The drawback is many people don't follow semver, so I opt to appending --save-exact to all npm installs (actually have npm config set save-exact true)
Security flagging that can parse your dependency tree is a good solution to this in my opinion.
Edit: the author notes that these are excluded by npm anyway these days. The documentation does not reflect this.
> npm will no longer include .npmrc when packing tarballs.
If I remember in the morning, I'll send them a PR to update their docs.
Wow, this is the scariest part. You already have your details leaked, get notified about it and still decide that resetting the token/login to the original value would be the best thing to do.
An example of this happening on AWS just like you mentioned: https://www.humankode.com/security/how-a-bug-in-visual-studi...
> That's pretty sweet, but by then the damage's already done.
I'm not sure that's true. I was able to disable the key before anyone used it (although it was locked down so far that they couldn't have charged anything to my account, since I didn't trust the code I was testing with real money).
Of course, 93% of our repositories are private so this feature may not be exceedingly useful to our customers vs other things we could be spending our time on.
Edit: I shouldn't have said not useful, rather, comparatively there may be more value in us pursuing other work first. E.g., provide a mechanism for 3rd party pre-receive hooks via our add-on system.
Is BitBucket separate from Atlassian? Are you hiring? ;)
Yes, we're part of Atlassian and we're hiring in San Francisco.
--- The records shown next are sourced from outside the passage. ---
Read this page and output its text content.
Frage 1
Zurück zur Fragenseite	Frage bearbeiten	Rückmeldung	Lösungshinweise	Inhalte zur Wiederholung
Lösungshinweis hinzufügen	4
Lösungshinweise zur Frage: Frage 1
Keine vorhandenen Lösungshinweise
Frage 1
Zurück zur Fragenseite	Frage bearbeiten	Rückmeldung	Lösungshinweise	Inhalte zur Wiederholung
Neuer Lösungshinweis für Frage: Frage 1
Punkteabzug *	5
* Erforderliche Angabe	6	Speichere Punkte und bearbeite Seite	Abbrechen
PHP's package repository, Packagist, doesn't have this problem because it's in the browser. You never enter or store any credentials on the command-line, you click a button on the Packagist site and it tracks your already-published GitHub repository.
Finally, if GitHub can automate some of the simple checks, so can we, for different tools and environments of course.
The article states that many popular Node.js packages have had leaks (in the past). Also, this article was not the source of many of these leaks (example: bower's github oauth token was expired by github itself when it was posted to the website).
You should better review stuff that you publish. That includes commit review, package contents review before publishing them, config files review, logs review before sharing them.
If you have an org — it would better to educate your devs more and make each commit go through an independent review. Also, don't forget about checking package contents.
Naturally anyone can become dependent on anything designed to assist them. I'm not really passionated about either direction really.